Bovendien worden projecten en aanpassingen weliswaar door dezelfde moederorganisatie van de installateur of aannemer aangeboden. De uitvoering gebeurt veelal door specifiek hiervoor ingerichte projectafdelingen (of zelfs andere vestigingen). De projectorganisatie deelt dan wel dezelfde bedrijfsnaam als de onderhoudsorganisatie, maar heeft vaak haar eigen commerciële taakstellingen en belangen.
Misbruik maken van de voorkeurspositie als huisleverancier leidt mogelijk tot korteter-mijnresultaten, maar is funest voor het vertrouwen op de lange termijn.
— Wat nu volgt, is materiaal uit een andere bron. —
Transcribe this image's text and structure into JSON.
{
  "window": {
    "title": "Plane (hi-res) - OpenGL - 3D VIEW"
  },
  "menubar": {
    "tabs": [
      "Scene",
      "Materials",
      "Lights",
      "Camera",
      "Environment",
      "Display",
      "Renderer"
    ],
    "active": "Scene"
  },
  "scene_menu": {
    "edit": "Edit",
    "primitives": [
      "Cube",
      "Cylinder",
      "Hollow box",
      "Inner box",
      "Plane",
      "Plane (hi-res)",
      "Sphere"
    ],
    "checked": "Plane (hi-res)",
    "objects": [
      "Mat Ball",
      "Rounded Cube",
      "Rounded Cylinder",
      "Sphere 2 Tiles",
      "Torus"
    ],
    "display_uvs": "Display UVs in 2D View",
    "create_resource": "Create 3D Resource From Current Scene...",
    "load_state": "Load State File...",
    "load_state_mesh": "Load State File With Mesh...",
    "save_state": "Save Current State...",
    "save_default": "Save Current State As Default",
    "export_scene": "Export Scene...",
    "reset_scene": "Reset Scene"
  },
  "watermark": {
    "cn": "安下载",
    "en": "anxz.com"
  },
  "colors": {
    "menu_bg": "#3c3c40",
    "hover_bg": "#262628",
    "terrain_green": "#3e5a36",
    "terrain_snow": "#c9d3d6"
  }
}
Toetsing, controle en toezicht

Toetsting en controle vormen een cruciaal onderdeel van het continu verbeterprincipe voor onderhoudsdienstverlening (Plan Do Check Act).Opdrachtgever en onderhouds-partij hebben dan ook allebei belang bij de inrichting van een controlestructuur. Deze kan een continu karakter hebben, waarbij de opdrachtgever of een ‘managing partner’, op dagelijkse basis toezicht houdt en de kwaliteit van dienstverlening bewaakt.
Maar het is ook mogelijk om door middel van audits periodiek de kwaliteit van dienstverlening te toetsen. Een effectieve audit bestaat uit toetsvragen die zowel betrekking hebben op de output als de input. Maar ook zachtere aspecten zoals attitude, mentaliteit en de wijze van communiceren zijn van invloed op de kwaliteitsperceptie en moeten daarom eveneens beoordeeld worden.
De audits kunnen uiteraard door de opdrachtgever worden uitgevoerd, maar voor de objectiviteit is het aanbevelenswaardig de toetsingen uit te laten voeren door externe en onafhankelijke onderhoudsadvies- bureaus. Om prikkels voor verbetering in te bouwen kan een procedure worden toege-
past waarbij de kosten voor de audit voor rekening van de leverancier komen indien de uitkomst beneden taakstelling uitkomt. Indien een juiste toets- en controle methodiek de opdrachtgever (nog) niet het juiste comfortgevoel biedt, is het aan te raden om een meer inspanningsgerichte contractvorm te kiezen waarbij de input wordt gedefinieerd en de dagelijkse aansturing in eigen hand wordt gehouden.

*Peter Gijbels, directeur van advies- en managementbureau CoSource te Best, behandelt in een doorlopende serie de verschillende aspecten van de uit- en aanbesteding van onderhoud.